The reason that Indians and the Arabs of the desert seldom or never have headaches, dyspepsia, rheumatism or consumption is because they live mostly in the open air, and engage in a great deal of physical exercise. Outdoor exercise is healthful because people generally breathe deeper then, and, breathing deeper, they take more oxygen into their lungs, and as the oxygenated air breathed purifies the blood, the more deep outdoor breathing the purer and more vigorous the blood. "The blood," says the Bible, "is the life."
Most of the cheap talk about the dangers of the night air is as erroneous as absurd. Windows partly open or ajar should be the rule during the entire 24 hours; and this at all seasons. The night air is especially beneficial in cities and populous towns, because more free from dust, from smoke, and from street excrementitious exhalations.
Hunters, herders on the plains and soldiers upon battle-fields, though sleeping in open tents or upon beds of green boughs, seldom take cold. If living in a malarial district, shut the windows at sundown and build a little fire in the fire-place.

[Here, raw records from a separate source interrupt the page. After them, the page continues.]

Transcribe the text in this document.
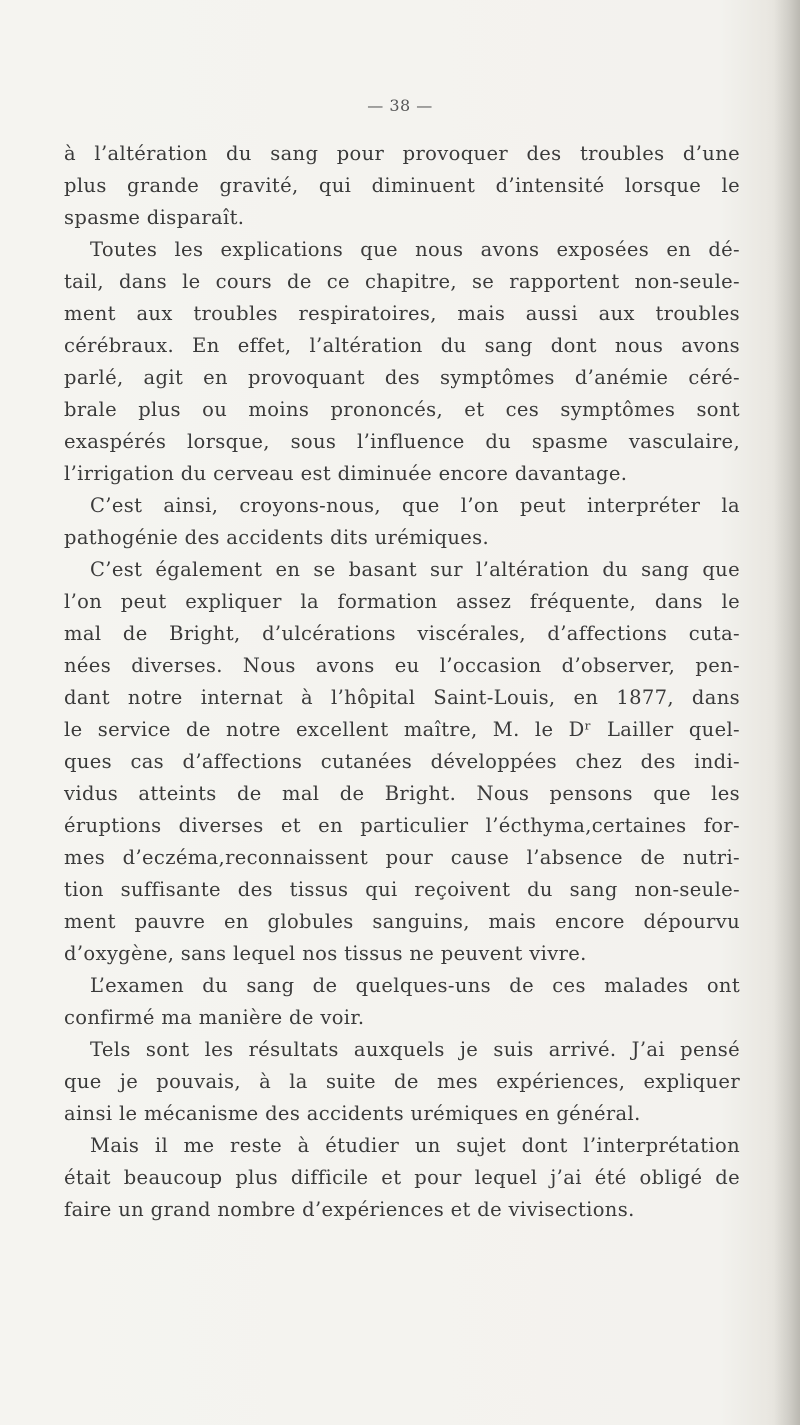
— 38 —
à l’altération du sang pour provoquer des troubles d’une
plus grande gravité, qui diminuent d’intensité lorsque le
spasme disparaît.
Toutes les explications que nous avons exposées en dé-
tail, dans le cours de ce chapitre, se rapportent non-seule-
ment aux troubles respiratoires, mais aussi aux troubles
cérébraux. En effet, l’altération du sang dont nous avons
parlé, agit en provoquant des symptômes d’anémie céré-
brale plus ou moins prononcés, et ces symptômes sont
exaspérés lorsque, sous l’influence du spasme vasculaire,
l’irrigation du cerveau est diminuée encore davantage.
C’est ainsi, croyons-nous, que l’on peut interpréter la
pathogénie des accidents dits urémiques.
C’est également en se basant sur l’altération du sang que
l’on peut expliquer la formation assez fréquente, dans le
mal de Bright, d’ulcérations viscérales, d’affections cuta-
nées diverses. Nous avons eu l’occasion d’observer, pen-
dant notre internat à l’hôpital Saint-Louis, en 1877, dans
le service de notre excellent maître, M. le Dʳ Lailler quel-
ques cas d’affections cutanées développées chez des indi-
vidus atteints de mal de Bright. Nous pensons que les
éruptions diverses et en particulier l’écthyma,certaines for-
mes d’eczéma,reconnaissent pour cause l’absence de nutri-
tion suffisante des tissus qui reçoivent du sang non-seule-
ment pauvre en globules sanguins, mais encore dépourvu
d’oxygène, sans lequel nos tissus ne peuvent vivre.
L’examen du sang de quelques-uns de ces malades ont
confirmé ma manière de voir.
Tels sont les résultats auxquels je suis arrivé. J’ai pensé
que je pouvais, à la suite de mes expériences, expliquer
ainsi le mécanisme des accidents urémiques en général.
Mais il me reste à étudier un sujet dont l’interprétation
était beaucoup plus difficile et pour lequel j’ai été obligé de
faire un grand nombre d’expériences et de vivisections.
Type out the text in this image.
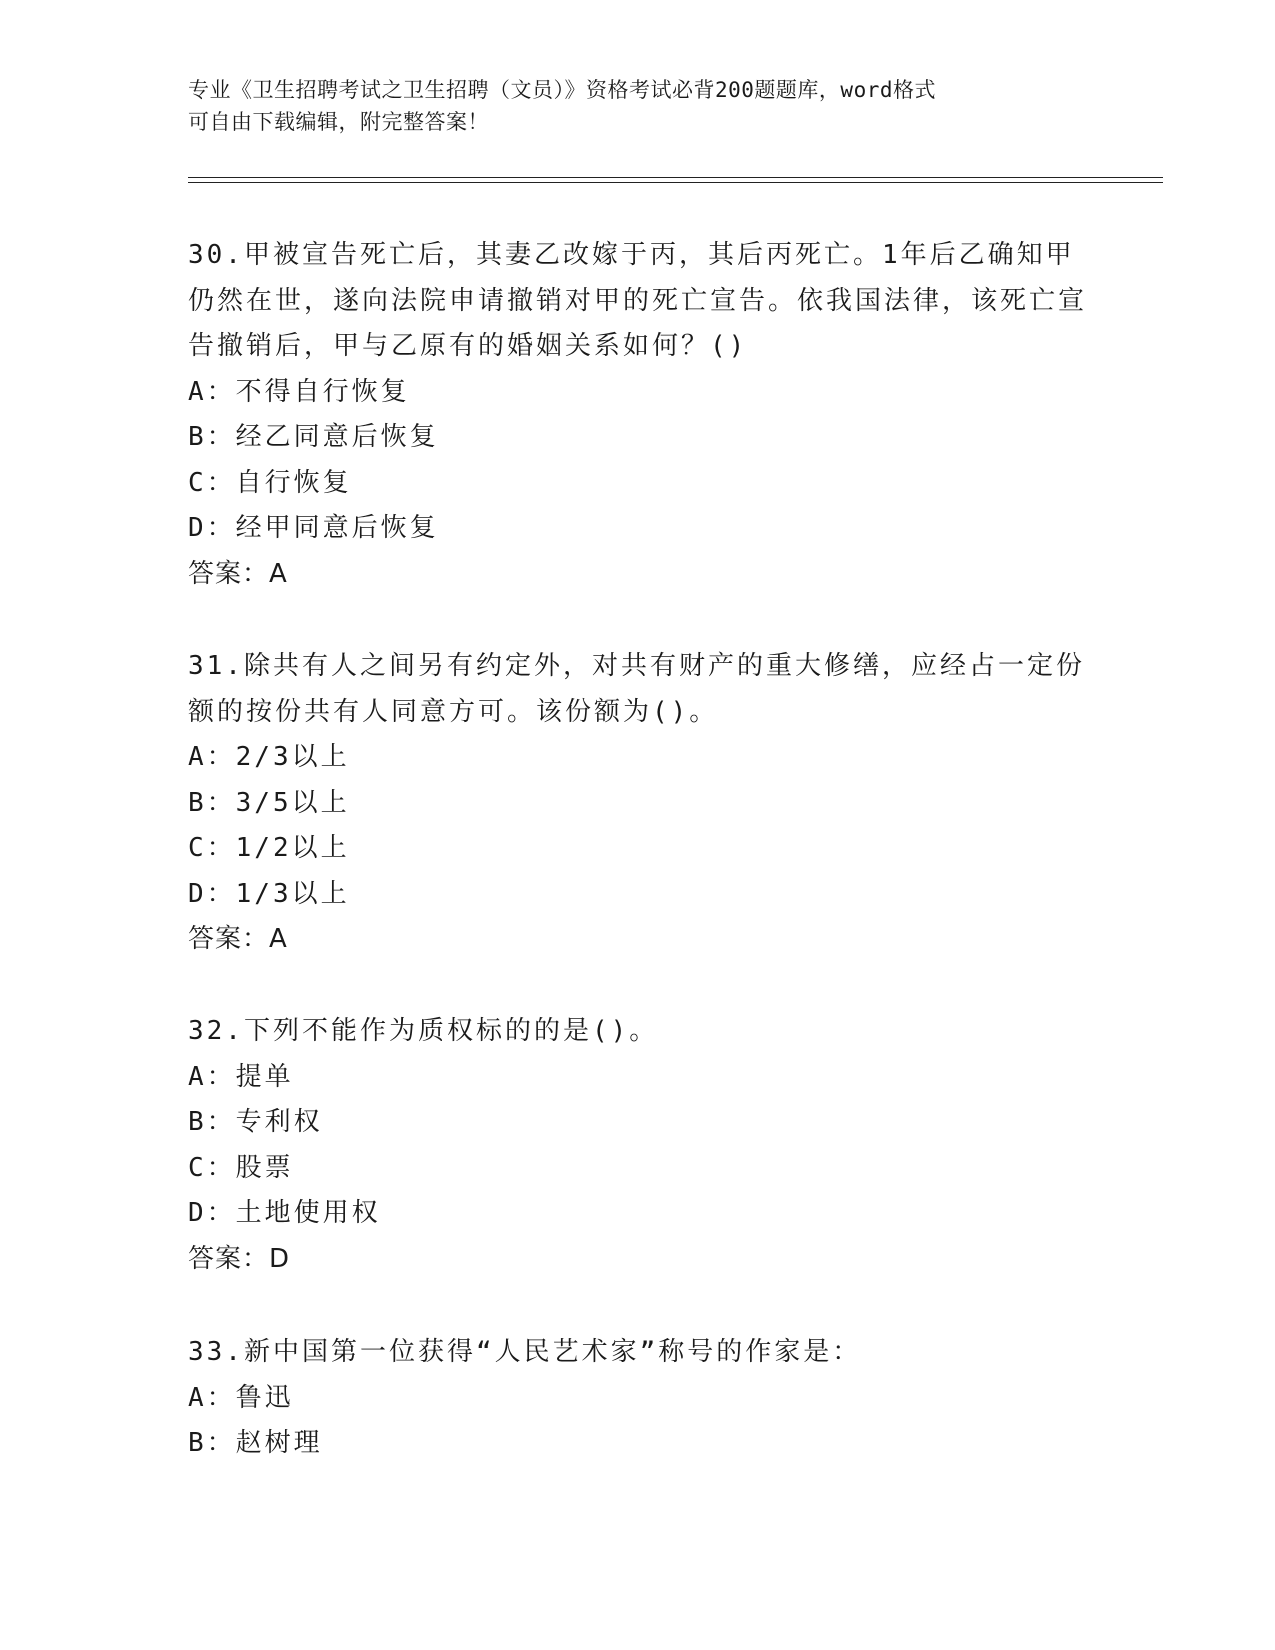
专业《卫生招聘考试之卫生招聘（文员）》资格考试必背200题题库，word格式
可自由下载编辑，附完整答案！

30.甲被宣告死亡后，其妻乙改嫁于丙，其后丙死亡。1年后乙确知甲仍然在世，遂向法院申请撤销对甲的死亡宣告。依我国法律，该死亡宣告撤销后，甲与乙原有的婚姻关系如何？()

A：不得自行恢复

B：经乙同意后恢复

C：自行恢复

D：经甲同意后恢复

答案：A

31.除共有人之间另有约定外，对共有财产的重大修缮，应经占一定份额的按份共有人同意方可。该份额为()。

A：2/3以上

B：3/5以上

C：1/2以上

D：1/3以上

答案：A

32.下列不能作为质权标的的是()。

A：提单

B：专利权

C：股票

D：土地使用权

答案：D

33.新中国第一位获得“人民艺术家”称号的作家是：

A：鲁迅

B：赵树理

In coming out of a warm church or a crowded lecture-room, put a handkerchief or muffler over the mouth and breathe through the nostrils. Such breathing tempers and modifies the atmosphere.
Snoring is a disagreeable and unnecessary vice. It may be avoided by breathing through the nos trils and keeping the mouth shut. Many people would do well to keep their mouths shut more than they do. Great talkers are rarely deep thinkers.
It was long ago proven by the shepherds of Syria that large numbers of domestic animals did not thrive well when living and sleeping together; and it is both indelicate and unhealthy for several persons to sleep in the same room. The evils of re-breathing the same air cannot be too severely condemned, and for the reason that we take back into our bodies that which has just been exhaled.
Cold air may be just as impure as warm air. Some one-idea people insist in sleeping in a cold room, just as though there was some virtue in a room intensely cold. A sleeping-room should be of an agreeable temperature, large and well aired.
Attorneys pent up in small, ill-ventilated offices, where country clients spit tobacco-juice, clerks, merchants and ministers of the gospel - all who necessarily follow sedentary habits of life, should go off frequently among the mountains, climbing to their very summits. They should exercise in the gymnasium, ride spirited steeds, take early morning walks and drink in the rising sunbeams.
If feeble and nervous, keep away from the humid Savannas of the South; if inclined to consumption, better, in most cases, go to Newfoundland than to New Orleans.
The cooler and clearer the outdoor air is the better it is, generally speaking, for breathing, because more condensed - packed, as it were, more solid. In two cubic inches of air, equally pure, one at the equator and the other at the poles, the one at the poles has a much larger amount of oxygen - the great life giver and purifier of the blood.